American electrical engineer (1936–2019)

The first MEMS device.

Harvey C. Nathanson (October 22, 1936 – November 22, 2019) was an American electrical engineer who, with engineer Robert A. Wickstrom, invented the first MEMS (micro-electro-mechanical systems) device of the type now found in products ranging from iPhones to automobiles.

MEMS devices, which are made using integrated circuit fabrication techniques, are composed of small moving mechanical elements that generally range from 1 to 100 micrometres (0.001 to 0.1 mm) in size. Typical MEMS devices include the accelerometers found in smartphones and video game controllers, and the gyroscopes used in automobiles and wearables.

Nathanson and Wickstrom conceived the first MEMS device in 1965 to serve as a tuner for microelectronic radios. It was developed also with William E. Newell at Westinghouse Research Labs in Pittsburgh, PA., and patented as a Microelectric Frequency Selective Apparatus.

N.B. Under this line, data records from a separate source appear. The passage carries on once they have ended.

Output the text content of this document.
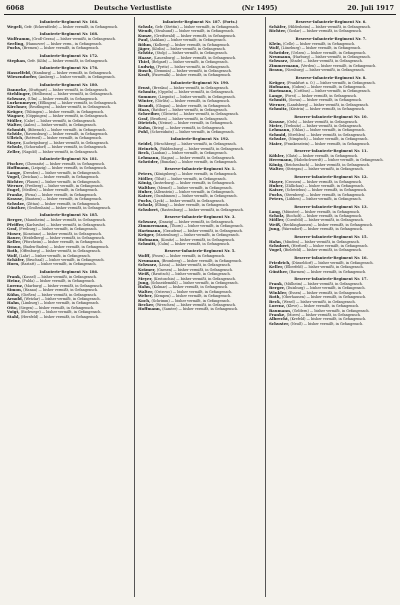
6068	Deutsche Verlustliste	(Nr 1495)	20. Juli 1917
Infanterie-Regiment Nr. 164.

Wegeli, Gefr. (Eckernförde) — bisher vermißt, in Gefangensch.

Infanterie-Regiment Nr. 168.

Wolframm, (Groß-Gerau) — bisher vermißt, in Gefangensch.

Seeling, (Hannover) — bisher verm., in Gefangensch.

Fuchs, (Bremen) — bisher vermißt, in Gefangensch.

Infanterie-Regiment Nr. 172.

Stephan, Gefr. (Köln) — bisher vermißt, in Gefangensch.

Infanterie-Regiment Nr. 176.

Hasselfeld, (Hamburg) — bisher vermißt, in Gefangensch.

Wiesendorfer, (Amberg) — bisher vermißt, in Gefangensch.

Infanterie-Regiment Nr. 180.

Danneke, (Stuttgart) — bisher vermißt, in Gefangensch.

Stehlinger, (Heilbronn) — bisher vermißt, in Gefangensch.

Schwarz, (Ulm) — bisher vermißt, in Gefangensch.

Lurkenmeyer, (Eßlingen) — bisher vermißt, in Gefangensch.

Kirchner, (Reutlingen) — bisher vermißt, in Gefangensch.

Krüger, (Tübingen) — bisher vermißt, in Gefangensch.

Wagner, (Göppingen) — bisher vermißt, in Gefangensch.

Müller, (Calw) — bisher vermißt, in Gefangensch.

Walter, (Aalen) — bisher vermißt, in Gefangensch.

Schmidt, (Biberach) — bisher vermißt, in Gefangensch.

Schüle, (Ravensburg) — bisher vermißt, in Gefangensch.

Ullrich, (Rottweil) — bisher vermißt, in Gefangensch.

Mayer, (Ludwigsburg) — bisher vermißt, in Gefangensch.

Schule, (Schorndorf) — bisher vermißt, in Gefangensch.

Zeller, (Nagold) — bisher vermißt, in Gefangensch.

Infanterie-Regiment Nr. 181.

Fischer, (Chemnitz) — bisher vermißt, in Gefangensch.

Hoffmann, (Leipzig) — bisher vermißt, in Gefangensch.

Lange, (Dresden) — bisher vermißt, in Gefangensch.

Vogel, (Zwickau) — bisher vermißt, in Gefangensch.

Richter, (Plauen) — bisher vermißt, in Gefangensch.

Werner, (Freiberg) — bisher vermißt, in Gefangensch.

Engel, (Meißen) — bisher vermißt, in Gefangensch.

Franke, (Pirna) — bisher vermißt, in Gefangensch.

Krause, (Bautzen) — bisher vermißt, in Gefangensch.

Schulze, (Zittau) — bisher vermißt, in Gefangensch.

Günther, (Großenhain) — bisher vermißt, in Gefangensch.

Infanterie-Regiment Nr. 185.

Berger, (Mannheim) — bisher vermißt, in Gefangensch.

Pfeiffer, (Karlsruhe) — bisher vermißt, in Gefangensch.

Graf, (Freiburg) — bisher vermißt, in Gefangensch.

Moser, (Konstanz) — bisher vermißt, in Gefangensch.

Bauer, (Heidelberg) — bisher vermißt, in Gefangensch.

Keller, (Pforzheim) — bisher vermißt, in Gefangensch.

Braun, (Baden-Baden) — bisher vermißt, in Gefangensch.

Roth, (Offenburg) — bisher vermißt, in Gefangensch.

Wolf, (Lahr) — bisher vermißt, in Gefangensch.

Schäfer, (Bruchsal) — bisher vermißt, in Gefangensch.

Horn, (Rastatt) — bisher vermißt, in Gefangensch.

Infanterie-Regiment Nr. 186.

Frank, (Kassel) — bisher vermißt, in Gefangensch.

Heinz, (Fulda) — bisher vermißt, in Gefangensch.

Lorenz, (Marburg) — bisher vermißt, in Gefangensch.

Simon, (Hanau) — bisher vermißt, in Gefangensch.

Kühn, (Gießen) — bisher vermißt, in Gefangensch.

Arnold, (Wetzlar) — bisher vermißt, in Gefangensch.

Hahn, (Limburg) — bisher vermißt, in Gefangensch.

Otto, (Siegen) — bisher vermißt, in Gefangensch.

Voigt, (Eschwege) — bisher vermißt, in Gefangensch.

Stahl, (Hersfeld) — bisher vermißt, in Gefangensch.

Infanterie-Regiment Nr. 187. (Forts.)

Schulz, Gefr. (Stettin) — bisher vermißt, in Gefangensch.

Wendt, (Stralsund) — bisher vermißt, in Gefangensch.

Kunze, (Greifswald) — bisher vermißt, in Gefangensch.

Paul, (Anklam) — bisher vermißt, in Gefangensch.

Böhm, (Kolberg) — bisher vermißt, in Gefangensch.

Jäger, (Köslin) — bisher vermißt, in Gefangensch.

Schütz, (Stolp) — bisher vermißt, in Gefangensch.

Haase, (Lauenburg) — bisher vermißt, in Gefangensch.

Thiel, (Belgard) — bisher vermißt, in Gefangensch.

Ludwig, (Pyritz) — bisher vermißt, in Gefangensch.

Busch, (Demmin) — bisher vermißt, in Gefangensch.

Kraft, (Pasewalk) — bisher vermißt, in Gefangensch.

Infanterie-Regiment Nr. 190.

Ernst, (Breslau) — bisher vermißt, in Gefangensch.

Schmitz, (Oppeln) — bisher vermißt, in Gefangensch.

Sommer, (Liegnitz) — bisher vermißt, in Gefangensch.

Winter, (Görlitz) — bisher vermißt, in Gefangensch.

Brandt, (Glogau) — bisher vermißt, in Gefangensch.

Haas, (Ratibor) — bisher vermißt, in Gefangensch.

Schreiber, (Gleiwitz) — bisher vermißt, in Gefangensch.

Graf, (Beuthen) — bisher vermißt, in Gefangensch.

Dietrich, (Neisse) — bisher vermißt, in Gefangensch.

Kuhn, (Brieg) — bisher vermißt, in Gefangensch.

Pohl, (Schweidnitz) — bisher vermißt, in Gefangensch.

Infanterie-Regiment Nr. 192.

Seidel, (Hirschberg) — bisher vermißt, in Gefangensch.

Heinrich, (Waldenburg) — bisher vermißt, in Gefangensch.

Beck, (Lauban) — bisher vermißt, in Gefangensch.

Lehmann, (Sagan) — bisher vermißt, in Gefangensch.

Schröder, (Bunzlau) — bisher vermißt, in Gefangensch.

Reserve-Infanterie-Regiment Nr. 1.

Peters, (Königsberg) — bisher vermißt, in Gefangensch.

Möller, (Tilsit) — bisher vermißt, in Gefangensch.

König, (Insterburg) — bisher vermißt, in Gefangensch.

Walther, (Memel) — bisher vermißt, in Gefangensch.

Huber, (Allenstein) — bisher vermißt, in Gefangensch.

Kaiser, (Gumbinnen) — bisher vermißt, in Gefangensch.

Fuchs, (Lyck) — bisher vermißt, in Gefangensch.

Scholz, (Elbing) — bisher vermißt, in Gefangensch.

Schubert, (Rastenburg) — bisher vermißt, in Gefangensch.

Reserve-Infanterie-Regiment Nr. 3.

Schwarz, (Danzig) — bisher vermißt, in Gefangensch.

Zimmermann, (Thorn) — bisher vermißt, in Gefangensch.

Hartmann, (Graudenz) — bisher vermißt, in Gefangensch.

Krüger, (Marienburg) — bisher vermißt, in Gefangensch.

Hofmann, (Konitz) — bisher vermißt, in Gefangensch.

Schmitt, (Culm) — bisher vermißt, in Gefangensch.

Reserve-Infanterie-Regiment Nr. 5.

Wolff, (Posen) — bisher vermißt, in Gefangensch.

Neumann, (Bromberg) — bisher vermißt, in Gefangensch.

Schwarz, (Lissa) — bisher vermißt, in Gefangensch.

Krämer, (Gnesen) — bisher vermißt, in Gefangensch.

Weiß, (Rawitsch) — bisher vermißt, in Gefangensch.

Meyer, (Krotoschin) — bisher vermißt, in Gefangensch.

Jung, (Schneidemühl) — bisher vermißt, in Gefangensch.

Hahn, (Kolmar) — bisher vermißt, in Gefangensch.

Walter, (Ostrowo) — bisher vermißt, in Gefangensch.

Weber, (Kempen) — bisher vermißt, in Gefangensch.

Koch, (Schrimm) — bisher vermißt, in Gefangensch.

Becker, (Wreschen) — bisher vermißt, in Gefangensch.

Hoffmann, (Samter) — bisher vermißt, in Gefangensch.

Reserve-Infanterie-Regiment Nr. 6.

Schäfer, (Hildesheim) — bisher vermißt, in Gefangensch.

Richter, (Goslar) — bisher vermißt, in Gefangensch.

Reserve-Infanterie-Regiment Nr. 7.

Klein, (Celle) — bisher vermißt, in Gefangensch.

Wolf, (Lüneburg) — bisher vermißt, in Gefangensch.

Schröder, (Uelzen) — bisher vermißt, in Gefangensch.

Neumann, (Harburg) — bisher vermißt, in Gefangensch.

Schwarz, (Stade) — bisher vermißt, in Gefangensch.

Zimmermann, (Verden) — bisher vermißt, in Gefangensch.

Braun, (Nienburg) — bisher vermißt, in Gefangensch.

Reserve-Infanterie-Regiment Nr. 8.

Krüger, (Frankfurt a. O.) — bisher vermißt, in Gefangensch.

Hofmann, (Guben) — bisher vermißt, in Gefangensch.

Hartmann, (Cottbus) — bisher vermißt, in Gefangensch.

Lange, (Forst) — bisher vermißt, in Gefangensch.

Schmitt, (Sorau) — bisher vermißt, in Gefangensch.

Werner, (Landsberg) — bisher vermißt, in Gefangensch.

Schmitz, (Küstrin) — bisher vermißt, in Gefangensch.

Reserve-Infanterie-Regiment Nr. 10.

Krause, (Oels) — bisher vermißt, in Gefangensch.

Meier, (Trebnitz) — bisher vermißt, in Gefangensch.

Lehmann, (Ohlau) — bisher vermißt, in Gefangensch.

Schmid, (Strehlen) — bisher vermißt, in Gefangensch.

Schulze, (Nimptsch) — bisher vermißt, in Gefangensch.

Maier, (Frankenstein) — bisher vermißt, in Gefangensch.

Reserve-Infanterie-Regiment Nr. 11.

Köhler, (Glatz) — bisher vermißt, in Gefangensch.

Herrmann, (Habelschwerdt) — bisher vermißt, in Gefangensch.

König, (Reichenbach) — bisher vermißt, in Gefangensch.

Walter, (Striegau) — bisher vermißt, in Gefangensch.

Reserve-Infanterie-Regiment Nr. 12.

Mayer, (Crossen) — bisher vermißt, in Gefangensch.

Huber, (Züllichau) — bisher vermißt, in Gefangensch.

Kaiser, (Schwiebus) — bisher vermißt, in Gefangensch.

Fuchs, (Sternberg) — bisher vermißt, in Gefangensch.

Peters, (Lübben) — bisher vermißt, in Gefangensch.

Reserve-Infanterie-Regiment Nr. 13.

Lang, (Münster) — bisher vermißt, in Gefangensch.

Scholz, (Bocholt) — bisher vermißt, in Gefangensch.

Möller, (Coesfeld) — bisher vermißt, in Gefangensch.

Weiß, (Recklinghausen) — bisher vermißt, in Gefangensch.

Jung, (Warendorf) — bisher vermißt, in Gefangensch.

Reserve-Infanterie-Regiment Nr. 15.

Hahn, (Minden) — bisher vermißt, in Gefangensch.

Schubert, (Herford) — bisher vermißt, in Gefangensch.

Vogel, (Bielefeld) — bisher vermißt, in Gefangensch.

Reserve-Infanterie-Regiment Nr. 16.

Friedrich, (Düsseldorf) — bisher vermißt, in Gefangensch.

Keller, (Elberfeld) — bisher vermißt, in Gefangensch.

Günther, (Barmen) — bisher vermißt, in Gefangensch.

Reserve-Infanterie-Regiment Nr. 17.

Frank, (Mülheim) — bisher vermißt, in Gefangensch.

Berger, (Duisburg) — bisher vermißt, in Gefangensch.

Winkler, (Essen) — bisher vermißt, in Gefangensch.

Roth, (Oberhausen) — bisher vermißt, in Gefangensch.

Beck, (Wesel) — bisher vermißt, in Gefangensch.

Lorenz, (Kleve) — bisher vermißt, in Gefangensch.

Baumann, (Geldern) — bisher vermißt, in Gefangensch.

Franke, (Moers) — bisher vermißt, in Gefangensch.

Albrecht, (Krefeld) — bisher vermißt, in Gefangensch.

Schuster, (Neuß) — bisher vermißt, in Gefangensch.
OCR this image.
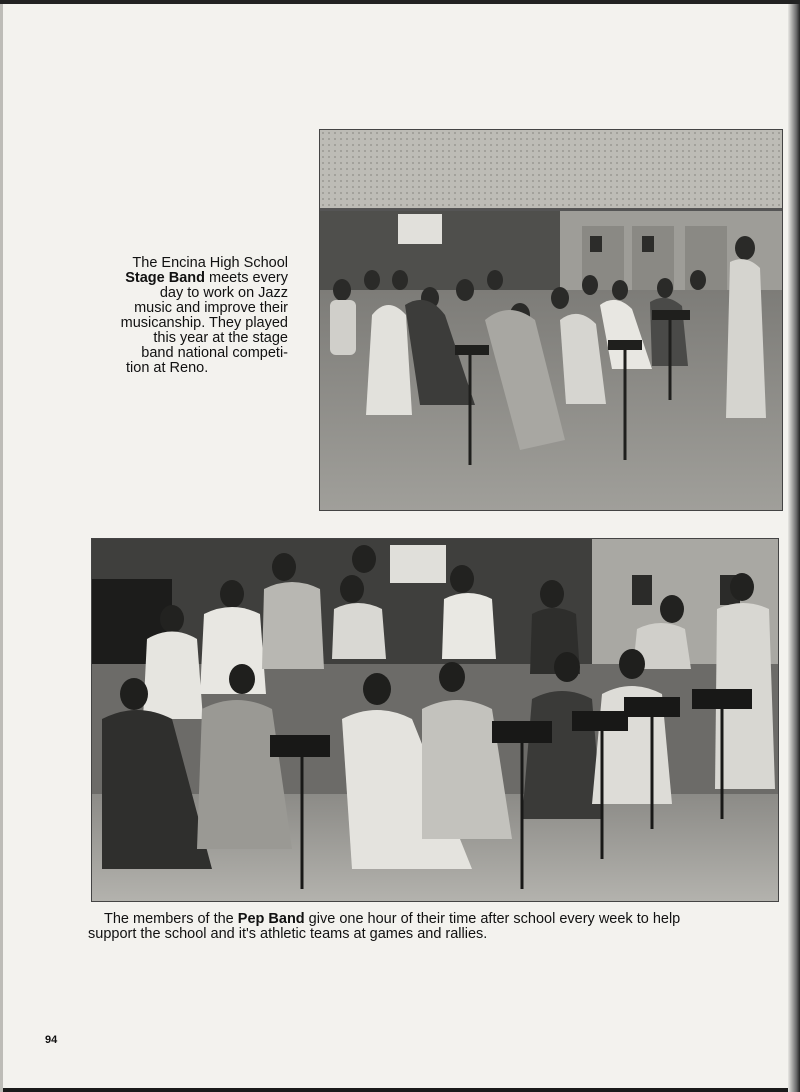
The Encina High School
Stage Band meets every
day to work on Jazz
music and improve their
musicanship. They played
this year at the stage
band national competi-
tion at Reno.
The members of the Pep Band give one hour of their time after school every week to help
support the school and it's athletic teams at games and rallies.
94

A refined version of the device was subsequently patented as the Resonant Gate Transistor.

In their work developing similar devices, Nathanson, Wickstrom and team pioneered a method of batch fabrication in which layers of insulators and metal on silicon wafers are shaped and undercut through the use of masks and sacrificial layers, a process that would later become a mainstay of MEMS manufacturing.

In 1973 he patented the use of millions of microscopically small moving mirrors to create a video display of the type now found in digital projectors.

In 2000 Nathanson was awarded the Millennium Medal by the Institute of Electrical and Electronics Engineers for "outstanding contributions to the Society and to the field of electron devices."

A graduate of Carnegie Mellon University, he holds more than 50 patents in the field of solid-state electronics.